Flashback ke September 2009. Bulan yang berduka bagi masyarakat Kota Padang dan sekitarnya. Saat itu terjadi gempa dengan kekuatan 8,7 Scala Richter (SR) mengguncang dan meluluhlantakkan Kota Padang. Sehingga untuk memperingati hari tersebut, di September ini masyarakat kota Padang dihimbau untuk waspada bencana gempa dan tsunami, termasuk waspada banjir.

Banjir menjadi masalah yang sering melanda Kota Padang belakangan ini. Hal ini salah satunya dikarenakan drainase yang tidak baik. Pemerintah senantiasa berbenah dan memperbaiki drainase yang ada. Namun, jika tidak didukung peran serta aktif masyarakat yang tidak bisa menjaga kebersihan dan menutup aliran air maka banjir akan terus datang melanda. Apalagi di titik tertentu di Kota Padang selalu menjadi kawasan langganan banjir. Kondisi banjir diperparah dengan kebiasaan masyarakat yang tidak aware memperhatikan kondisi tempat tinggal.

Masyarakat Kota Padang diminta juga untuk waspada terhadap tsunami, karena tidak bisa dipungkiri daerah Sumbar adalah daerah yang rawan gempa dan tsunami. Pemerintah sudah melakukan simulasi bencana tsunami, namun hanya alarm saja yang dibunyikan.
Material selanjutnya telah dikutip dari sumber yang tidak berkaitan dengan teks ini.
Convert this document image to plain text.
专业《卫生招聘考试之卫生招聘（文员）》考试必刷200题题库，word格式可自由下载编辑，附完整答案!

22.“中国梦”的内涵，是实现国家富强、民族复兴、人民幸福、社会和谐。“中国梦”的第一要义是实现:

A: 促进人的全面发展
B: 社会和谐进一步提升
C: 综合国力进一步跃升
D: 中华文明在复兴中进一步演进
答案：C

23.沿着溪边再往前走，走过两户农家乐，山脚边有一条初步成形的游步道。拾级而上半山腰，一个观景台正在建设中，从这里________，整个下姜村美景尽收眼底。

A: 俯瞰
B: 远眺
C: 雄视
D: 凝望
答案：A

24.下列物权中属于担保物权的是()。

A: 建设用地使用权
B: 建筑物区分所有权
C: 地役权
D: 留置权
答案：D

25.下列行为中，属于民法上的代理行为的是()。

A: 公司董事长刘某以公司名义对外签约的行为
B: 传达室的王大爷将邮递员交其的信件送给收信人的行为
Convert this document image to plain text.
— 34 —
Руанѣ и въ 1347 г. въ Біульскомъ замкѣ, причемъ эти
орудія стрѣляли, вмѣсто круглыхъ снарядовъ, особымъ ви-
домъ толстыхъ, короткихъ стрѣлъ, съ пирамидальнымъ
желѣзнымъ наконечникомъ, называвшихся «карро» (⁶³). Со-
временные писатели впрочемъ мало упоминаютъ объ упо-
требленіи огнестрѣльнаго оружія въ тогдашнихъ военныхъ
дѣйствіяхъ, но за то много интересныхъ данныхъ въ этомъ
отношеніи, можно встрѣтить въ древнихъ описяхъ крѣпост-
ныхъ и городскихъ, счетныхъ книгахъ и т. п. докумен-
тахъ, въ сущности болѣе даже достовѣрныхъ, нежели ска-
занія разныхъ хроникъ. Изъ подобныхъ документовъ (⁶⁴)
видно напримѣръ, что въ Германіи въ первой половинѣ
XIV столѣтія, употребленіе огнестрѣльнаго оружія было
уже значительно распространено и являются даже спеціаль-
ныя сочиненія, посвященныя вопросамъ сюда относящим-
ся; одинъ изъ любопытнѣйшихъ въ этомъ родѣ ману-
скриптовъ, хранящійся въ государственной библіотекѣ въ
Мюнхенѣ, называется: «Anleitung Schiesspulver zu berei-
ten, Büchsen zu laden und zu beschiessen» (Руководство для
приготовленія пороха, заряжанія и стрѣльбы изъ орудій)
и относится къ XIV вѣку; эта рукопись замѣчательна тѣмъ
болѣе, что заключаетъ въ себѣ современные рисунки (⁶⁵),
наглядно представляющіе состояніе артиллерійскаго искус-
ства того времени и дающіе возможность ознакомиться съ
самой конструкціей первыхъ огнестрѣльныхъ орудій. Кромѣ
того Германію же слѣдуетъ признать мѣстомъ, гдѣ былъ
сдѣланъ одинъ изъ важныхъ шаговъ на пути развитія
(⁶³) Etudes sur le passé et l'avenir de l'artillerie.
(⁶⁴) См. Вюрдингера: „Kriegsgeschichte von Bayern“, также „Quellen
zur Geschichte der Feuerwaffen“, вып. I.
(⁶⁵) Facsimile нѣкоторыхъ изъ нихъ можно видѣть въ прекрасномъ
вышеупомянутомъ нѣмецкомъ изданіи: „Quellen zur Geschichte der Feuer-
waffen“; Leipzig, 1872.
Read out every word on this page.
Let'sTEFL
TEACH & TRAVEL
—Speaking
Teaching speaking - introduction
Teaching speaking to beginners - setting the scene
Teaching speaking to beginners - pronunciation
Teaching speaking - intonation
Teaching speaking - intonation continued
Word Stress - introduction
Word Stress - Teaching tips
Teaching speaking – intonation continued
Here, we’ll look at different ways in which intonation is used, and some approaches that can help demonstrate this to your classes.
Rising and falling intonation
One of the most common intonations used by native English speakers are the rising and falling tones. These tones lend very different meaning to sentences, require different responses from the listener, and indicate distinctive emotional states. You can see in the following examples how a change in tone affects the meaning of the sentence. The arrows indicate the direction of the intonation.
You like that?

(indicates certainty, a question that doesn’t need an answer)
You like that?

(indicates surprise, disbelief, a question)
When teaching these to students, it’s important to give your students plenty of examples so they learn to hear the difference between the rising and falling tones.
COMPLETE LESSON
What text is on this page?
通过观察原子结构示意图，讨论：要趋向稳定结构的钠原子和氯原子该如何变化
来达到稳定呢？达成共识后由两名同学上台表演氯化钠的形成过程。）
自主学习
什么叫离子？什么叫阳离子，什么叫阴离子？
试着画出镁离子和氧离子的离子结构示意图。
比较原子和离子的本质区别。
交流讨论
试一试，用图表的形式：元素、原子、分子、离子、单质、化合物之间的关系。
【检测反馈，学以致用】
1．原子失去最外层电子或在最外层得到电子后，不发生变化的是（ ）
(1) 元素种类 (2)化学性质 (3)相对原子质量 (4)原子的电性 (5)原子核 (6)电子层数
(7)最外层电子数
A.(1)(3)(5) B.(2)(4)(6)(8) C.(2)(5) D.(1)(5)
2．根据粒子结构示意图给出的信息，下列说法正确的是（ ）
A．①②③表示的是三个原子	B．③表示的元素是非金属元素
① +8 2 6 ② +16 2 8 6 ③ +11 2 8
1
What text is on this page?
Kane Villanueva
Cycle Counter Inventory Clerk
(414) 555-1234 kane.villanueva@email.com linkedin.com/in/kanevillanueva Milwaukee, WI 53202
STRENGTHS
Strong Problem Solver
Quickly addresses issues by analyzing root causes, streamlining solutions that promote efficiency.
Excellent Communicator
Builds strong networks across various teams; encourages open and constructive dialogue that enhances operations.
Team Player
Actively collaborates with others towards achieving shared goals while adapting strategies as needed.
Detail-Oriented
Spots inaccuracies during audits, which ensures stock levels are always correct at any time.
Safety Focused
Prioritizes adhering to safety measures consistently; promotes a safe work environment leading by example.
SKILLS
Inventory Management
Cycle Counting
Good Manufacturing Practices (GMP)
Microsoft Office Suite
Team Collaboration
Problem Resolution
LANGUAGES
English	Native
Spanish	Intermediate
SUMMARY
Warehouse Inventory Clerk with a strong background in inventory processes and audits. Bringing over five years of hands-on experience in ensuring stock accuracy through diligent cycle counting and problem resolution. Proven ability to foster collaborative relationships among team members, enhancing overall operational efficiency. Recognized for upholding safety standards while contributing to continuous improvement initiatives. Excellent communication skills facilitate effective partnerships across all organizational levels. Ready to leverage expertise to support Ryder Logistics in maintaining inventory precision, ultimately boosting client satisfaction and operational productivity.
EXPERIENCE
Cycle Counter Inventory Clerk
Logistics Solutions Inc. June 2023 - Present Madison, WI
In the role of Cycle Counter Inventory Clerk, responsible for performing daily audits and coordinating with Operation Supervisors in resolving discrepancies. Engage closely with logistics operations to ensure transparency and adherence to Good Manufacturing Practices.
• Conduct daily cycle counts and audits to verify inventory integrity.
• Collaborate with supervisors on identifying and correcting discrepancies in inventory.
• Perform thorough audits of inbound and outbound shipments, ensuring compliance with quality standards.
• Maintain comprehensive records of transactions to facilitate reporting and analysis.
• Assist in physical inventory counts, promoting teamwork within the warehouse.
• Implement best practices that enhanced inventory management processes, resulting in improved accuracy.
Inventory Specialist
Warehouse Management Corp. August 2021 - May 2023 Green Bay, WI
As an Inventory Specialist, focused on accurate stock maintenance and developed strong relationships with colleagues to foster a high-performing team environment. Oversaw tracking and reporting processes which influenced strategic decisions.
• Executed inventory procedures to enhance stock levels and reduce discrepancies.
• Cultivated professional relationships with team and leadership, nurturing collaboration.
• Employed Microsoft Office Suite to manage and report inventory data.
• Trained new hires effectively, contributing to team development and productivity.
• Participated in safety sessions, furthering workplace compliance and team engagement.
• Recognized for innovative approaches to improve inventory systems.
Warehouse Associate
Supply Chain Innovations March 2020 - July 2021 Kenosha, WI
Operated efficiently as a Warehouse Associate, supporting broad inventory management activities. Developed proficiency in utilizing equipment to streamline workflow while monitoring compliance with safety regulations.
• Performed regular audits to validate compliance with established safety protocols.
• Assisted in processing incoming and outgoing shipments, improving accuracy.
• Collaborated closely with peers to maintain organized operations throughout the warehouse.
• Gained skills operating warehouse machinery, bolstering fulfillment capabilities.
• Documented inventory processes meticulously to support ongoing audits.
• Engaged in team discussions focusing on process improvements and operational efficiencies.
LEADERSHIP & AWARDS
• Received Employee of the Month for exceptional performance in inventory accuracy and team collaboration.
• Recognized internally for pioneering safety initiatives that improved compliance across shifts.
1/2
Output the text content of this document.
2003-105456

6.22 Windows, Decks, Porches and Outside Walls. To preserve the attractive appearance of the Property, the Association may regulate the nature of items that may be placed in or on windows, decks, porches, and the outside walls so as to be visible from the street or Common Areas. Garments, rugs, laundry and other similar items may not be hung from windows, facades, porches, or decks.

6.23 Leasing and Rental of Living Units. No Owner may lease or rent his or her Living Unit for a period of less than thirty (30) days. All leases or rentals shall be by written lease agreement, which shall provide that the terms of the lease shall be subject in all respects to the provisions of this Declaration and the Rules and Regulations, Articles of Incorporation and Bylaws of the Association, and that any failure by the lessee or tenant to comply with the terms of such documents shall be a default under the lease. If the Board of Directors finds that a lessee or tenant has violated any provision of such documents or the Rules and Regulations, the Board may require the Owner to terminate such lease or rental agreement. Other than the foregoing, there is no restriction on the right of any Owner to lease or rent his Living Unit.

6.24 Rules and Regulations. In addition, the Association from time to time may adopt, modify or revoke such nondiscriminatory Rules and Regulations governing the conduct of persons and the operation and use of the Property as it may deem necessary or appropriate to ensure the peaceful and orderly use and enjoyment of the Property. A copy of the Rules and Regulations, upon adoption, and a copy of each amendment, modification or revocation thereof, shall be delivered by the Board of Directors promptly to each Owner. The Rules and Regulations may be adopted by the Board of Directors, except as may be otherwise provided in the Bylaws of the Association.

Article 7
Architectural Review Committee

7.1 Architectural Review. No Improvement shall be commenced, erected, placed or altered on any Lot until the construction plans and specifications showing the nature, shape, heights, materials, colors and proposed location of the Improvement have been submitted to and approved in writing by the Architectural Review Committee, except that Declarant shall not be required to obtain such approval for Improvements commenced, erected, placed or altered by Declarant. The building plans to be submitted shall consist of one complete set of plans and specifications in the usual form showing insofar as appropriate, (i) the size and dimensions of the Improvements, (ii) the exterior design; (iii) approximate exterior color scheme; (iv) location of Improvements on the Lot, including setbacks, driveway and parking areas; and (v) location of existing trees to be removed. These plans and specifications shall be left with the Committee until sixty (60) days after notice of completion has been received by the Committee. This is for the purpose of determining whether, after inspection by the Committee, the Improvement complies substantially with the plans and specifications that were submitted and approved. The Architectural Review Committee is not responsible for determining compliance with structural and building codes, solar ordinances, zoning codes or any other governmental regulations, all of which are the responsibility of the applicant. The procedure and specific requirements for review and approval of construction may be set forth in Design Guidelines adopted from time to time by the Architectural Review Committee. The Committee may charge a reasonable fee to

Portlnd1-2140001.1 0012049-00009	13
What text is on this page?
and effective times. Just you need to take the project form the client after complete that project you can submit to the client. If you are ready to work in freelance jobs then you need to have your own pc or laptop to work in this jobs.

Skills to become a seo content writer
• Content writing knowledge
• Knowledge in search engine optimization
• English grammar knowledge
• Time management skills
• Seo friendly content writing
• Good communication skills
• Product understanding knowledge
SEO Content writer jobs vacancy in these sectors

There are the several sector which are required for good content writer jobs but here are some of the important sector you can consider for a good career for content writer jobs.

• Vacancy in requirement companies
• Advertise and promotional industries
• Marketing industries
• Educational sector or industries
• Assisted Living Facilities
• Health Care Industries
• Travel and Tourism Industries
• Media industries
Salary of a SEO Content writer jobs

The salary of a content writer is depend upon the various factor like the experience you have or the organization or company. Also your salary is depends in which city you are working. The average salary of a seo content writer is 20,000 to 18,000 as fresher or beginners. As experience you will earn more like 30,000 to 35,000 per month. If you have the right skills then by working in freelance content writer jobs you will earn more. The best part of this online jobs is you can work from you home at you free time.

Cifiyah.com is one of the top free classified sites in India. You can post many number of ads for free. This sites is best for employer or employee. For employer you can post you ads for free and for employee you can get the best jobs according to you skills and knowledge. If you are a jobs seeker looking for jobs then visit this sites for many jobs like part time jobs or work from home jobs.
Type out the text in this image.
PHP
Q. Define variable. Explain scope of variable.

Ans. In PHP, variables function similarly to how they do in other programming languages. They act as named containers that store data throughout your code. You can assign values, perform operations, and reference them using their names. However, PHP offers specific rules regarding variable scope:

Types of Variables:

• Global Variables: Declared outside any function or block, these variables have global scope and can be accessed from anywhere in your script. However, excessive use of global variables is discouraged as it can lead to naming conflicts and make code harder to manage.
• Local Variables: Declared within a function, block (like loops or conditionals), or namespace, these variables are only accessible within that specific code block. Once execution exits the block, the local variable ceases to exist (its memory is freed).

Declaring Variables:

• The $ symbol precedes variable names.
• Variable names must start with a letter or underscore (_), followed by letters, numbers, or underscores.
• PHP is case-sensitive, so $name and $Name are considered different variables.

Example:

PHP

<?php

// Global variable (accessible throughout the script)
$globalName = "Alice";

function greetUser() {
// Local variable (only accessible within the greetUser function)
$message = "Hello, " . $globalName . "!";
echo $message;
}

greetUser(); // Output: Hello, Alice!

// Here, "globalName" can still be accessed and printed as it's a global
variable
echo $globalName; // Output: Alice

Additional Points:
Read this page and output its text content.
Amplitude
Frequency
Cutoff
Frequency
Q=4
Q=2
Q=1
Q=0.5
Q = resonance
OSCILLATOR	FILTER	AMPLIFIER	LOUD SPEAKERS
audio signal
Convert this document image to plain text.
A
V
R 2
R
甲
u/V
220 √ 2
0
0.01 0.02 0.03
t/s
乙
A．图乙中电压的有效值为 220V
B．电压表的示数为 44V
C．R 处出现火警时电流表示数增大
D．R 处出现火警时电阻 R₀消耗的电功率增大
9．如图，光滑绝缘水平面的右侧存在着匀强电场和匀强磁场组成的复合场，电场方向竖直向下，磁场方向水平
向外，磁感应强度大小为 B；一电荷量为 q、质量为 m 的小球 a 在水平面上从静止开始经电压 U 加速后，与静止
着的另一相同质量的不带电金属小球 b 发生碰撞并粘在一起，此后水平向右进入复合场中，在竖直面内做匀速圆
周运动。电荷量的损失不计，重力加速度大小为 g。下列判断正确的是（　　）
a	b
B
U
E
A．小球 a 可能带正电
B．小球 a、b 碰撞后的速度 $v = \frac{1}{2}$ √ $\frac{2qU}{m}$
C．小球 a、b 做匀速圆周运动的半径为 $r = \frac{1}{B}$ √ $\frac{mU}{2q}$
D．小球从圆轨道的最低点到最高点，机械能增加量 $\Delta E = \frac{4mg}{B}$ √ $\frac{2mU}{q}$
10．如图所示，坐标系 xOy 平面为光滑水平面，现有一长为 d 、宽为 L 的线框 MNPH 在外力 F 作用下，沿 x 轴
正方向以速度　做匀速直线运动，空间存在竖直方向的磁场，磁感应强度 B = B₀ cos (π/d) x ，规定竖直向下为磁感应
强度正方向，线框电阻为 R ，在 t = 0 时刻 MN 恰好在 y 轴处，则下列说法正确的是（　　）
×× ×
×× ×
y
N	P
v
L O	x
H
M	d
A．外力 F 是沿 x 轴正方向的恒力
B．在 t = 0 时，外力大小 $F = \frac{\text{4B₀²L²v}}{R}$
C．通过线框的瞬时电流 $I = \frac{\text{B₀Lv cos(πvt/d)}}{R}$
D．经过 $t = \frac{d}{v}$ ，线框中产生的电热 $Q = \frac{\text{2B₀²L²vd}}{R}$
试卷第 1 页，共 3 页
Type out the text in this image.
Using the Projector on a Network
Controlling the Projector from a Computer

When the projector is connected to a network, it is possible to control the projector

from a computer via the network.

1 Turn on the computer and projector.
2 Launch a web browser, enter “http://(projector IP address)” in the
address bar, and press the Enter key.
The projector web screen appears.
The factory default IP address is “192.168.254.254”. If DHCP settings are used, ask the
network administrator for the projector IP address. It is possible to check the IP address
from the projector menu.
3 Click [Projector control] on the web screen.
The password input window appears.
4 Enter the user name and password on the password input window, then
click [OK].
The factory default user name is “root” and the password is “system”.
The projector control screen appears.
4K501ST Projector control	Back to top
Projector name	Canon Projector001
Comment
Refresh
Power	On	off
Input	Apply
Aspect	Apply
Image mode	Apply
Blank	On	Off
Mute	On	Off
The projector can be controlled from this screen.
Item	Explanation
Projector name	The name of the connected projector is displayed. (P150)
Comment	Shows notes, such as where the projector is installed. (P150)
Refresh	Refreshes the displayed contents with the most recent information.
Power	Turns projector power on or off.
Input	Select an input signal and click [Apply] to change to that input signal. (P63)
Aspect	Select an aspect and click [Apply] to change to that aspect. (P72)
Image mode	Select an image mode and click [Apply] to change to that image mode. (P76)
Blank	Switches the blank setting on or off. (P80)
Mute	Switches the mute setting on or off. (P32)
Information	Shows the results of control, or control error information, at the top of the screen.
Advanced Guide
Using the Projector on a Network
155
Sebaiknya bisa dilakukan simulasi nyata secara massal, sehingga masyarakat tahu apa yang mesti dilakukan jika terjadi tsunami.

Pemerintah sudah membangun shelter semenjak masa pemerintahan Fauzi Bahar. Sementara untuk jalur evakuasi tsunami sudah ada dipasang rambu-rambunya di beberapa titik. Oleh sebab itu diminta masyarakat kota Padang untuk bisa waspada bencana dan mitigasi bencana dari pemerintah bisa dimaksimalkan.

Waspada bencana banjir bisa dilakukan dengan membuat biopori di halaman rumah 2-3 pori. Waspada gempa bisa dilakukan dengan cara berlindung di bawah meja, di bawah benda keras, dan di samping lemari yang disebut dengan istilah “SEGI TIGA KEHIDUPAN”.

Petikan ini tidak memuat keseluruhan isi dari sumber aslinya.